Bundesgesetz über das nationale System zur Abfrage von Adressen natürlicher Personen (Adressdienstgesetz, ADG)

Die SVP kann der Vorlage trotz grundsätzlichen Vorbehalten in Bezug auf zentralisierte Datenbanken zustimmen. Die Partei pocht jedoch darauf, dass die versprochenen Effizienzgewinne tastsächlich realisiert werden, da nur dies den Zusatzaufwand des Systems rechtfertigt. Die Möglichkeit, den Adressdienst via Verordnungsweg zu einem Echtzeit-Dienst weiterzuentwickeln, lehnt die SVP entschieden ab. Solch eine Weiterentwicklung mit massiven Kostenfolgen für die übrigen Gemeinwesen soll zwingend einer referendumsfähigen Gesetzesänderung bedürfen.

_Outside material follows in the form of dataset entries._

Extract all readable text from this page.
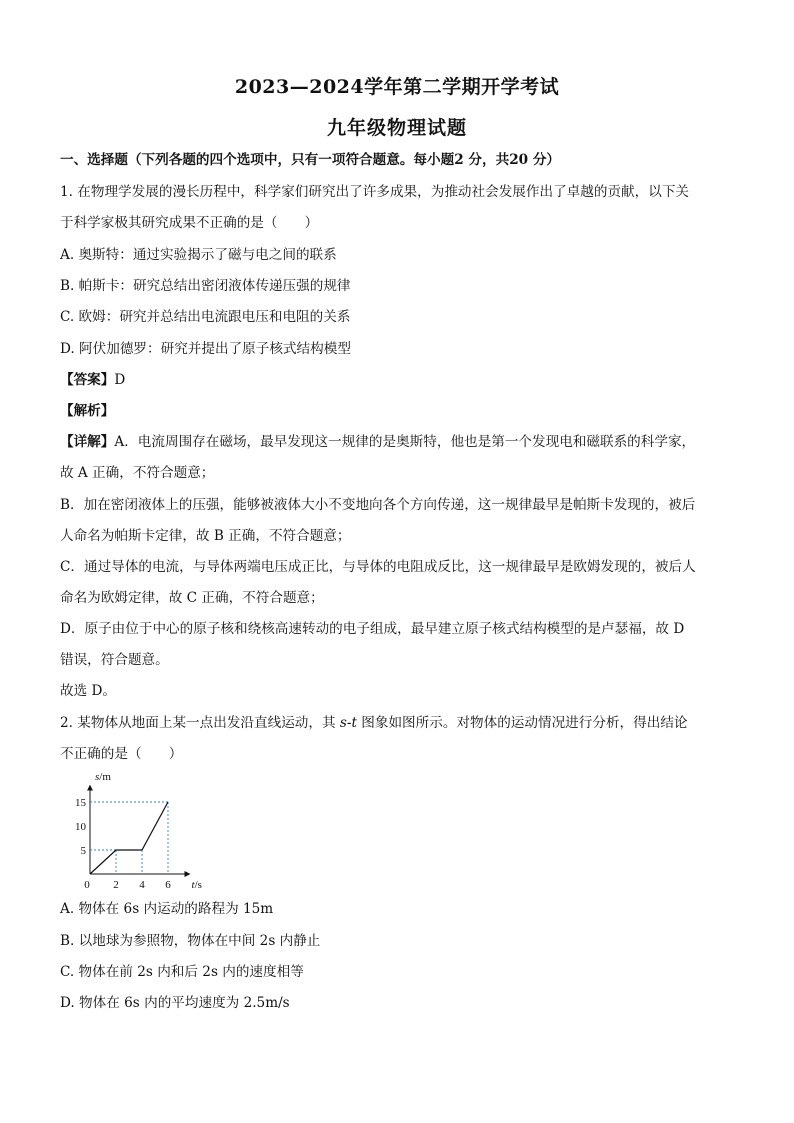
2023—2024学年第二学期开学考试
九年级物理试题
一、选择题（下列各题的四个选项中，只有一项符合题意。每小题2 分，共20 分）
1. 在物理学发展的漫长历程中，科学家们研究出了许多成果，为推动社会发展作出了卓越的贡献，以下关
于科学家极其研究成果不正确的是（　　）
A. 奥斯特：通过实验揭示了磁与电之间的联系
B. 帕斯卡：研究总结出密闭液体传递压强的规律
C. 欧姆：研究并总结出电流跟电压和电阻的关系
D. 阿伏加德罗：研究并提出了原子核式结构模型
【答案】D
【解析】
【详解】A．电流周围存在磁场，最早发现这一规律的是奥斯特，他也是第一个发现电和磁联系的科学家，
故 A 正确，不符合题意；
B．加在密闭液体上的压强，能够被液体大小不变地向各个方向传递，这一规律最早是帕斯卡发现的，被后
人命名为帕斯卡定律，故 B 正确，不符合题意；
C．通过导体的电流，与导体两端电压成正比，与导体的电阻成反比，这一规律最早是欧姆发现的，被后人
命名为欧姆定律，故 C 正确，不符合题意；
D．原子由位于中心的原子核和绕核高速转动的电子组成，最早建立原子核式结构模型的是卢瑟福，故 D
错误，符合题意。
故选 D。
2. 某物体从地面上某一点出发沿直线运动，其 s-t 图象如图所示。对物体的运动情况进行分析，得出结论
不正确的是（　　）
0 2 4 6
5
10
15
s/m
t/s
A. 物体在 6s 内运动的路程为 15m
B. 以地球为参照物，物体在中间 2s 内静止
C. 物体在前 2s 内和后 2s 内的速度相等
D. 物体在 6s 内的平均速度为 2.5m/s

Bereits vorhandene Daten nutzbar machen
Unter der Prämisse, dass die für den Adressdienst benötigten Daten durch die Kantone bzw. Gemeinden bereits heute dem Bund zur Verfügung gestellt werden müssen, kann die SVP der Schaffung eines Abfragetools für Behörden und berechtigte Dritte zustimmen. Es ist jedoch unbedingt sicherzustellen, dass die Datensicherheit bei der Gewährung von Zugriffen höchste Priorität erhält und die Voraussetzung der Datennutzung eng beschränkt wird.

Effizienzgewinn muss spürbar werden
Die SVP wird den Bundesrat beim Wort nehmen und die angekündigten Effizienzgewinne einfordern. Darunter versteht die SVP nicht primär, dass der Staat seine Bürger möglichst effizient behelligen kann, sondern dass unnötige Abfragen bei unterschiedlichen Kantonen und Gemeinden mit dem neuen System obsolet werden. Allein dieser Aspekt rechtfertigt aus Sicht der SVP die Schaffung eines Adressdienstes auf Bundesebene.

Weiterentwicklung nur mit Gesetzesänderung
Wie bereits erwähnt, kann die SVP der Vorlage nur zustimmen, weil die Datenlieferung bereits heute erfolgen muss und ein gängiges Dateiformat verwendet wird. Eine Weiterentwicklung zu einem Echtzeit-Dienst wird jedoch voraussichtlich umfassende Konsequenzen auf die Einwohnerregister von Kantonen und Gemeinden bzw. deren Informatiksysteme haben. Aus diesem Grund soll eine solche Weiterentwicklung nicht bereits heute im Gesetz vorgesehen werden und nicht lediglich mit einer Verordnungsänderung ohne Mitsprache der Kantone umgesetzt werden können. Die SVP fordert daher, dass Art. 5 dahingehend präzisiert wird, dass die Kantone lediglich zur Lieferung von Daten gemäss dem heute geltenden Registerharmonierungsgesetz verpflichtet werden und keine Weiterentwicklungen zulässt, die umfassende IT-Anpassungen seitens der registerführenden Stellen bedingen. Eine solche Weiterentwicklung soll eine Gesetzesänderungen bedingen, welche die Kantone notfalls mittels Ergreifung des fakultativen Referendums verhindern können. Den Einbezug der Kantone mittels Vernehmlassung der Verordnungsänderung ist aus Sicht der SVP nicht ausreichend. Sollte diese Einschränkung bzw. Präzisierung im Gesetzesentwurf nicht erfolgen, behält sich die SVP vor, die Vorlage abzulehnen.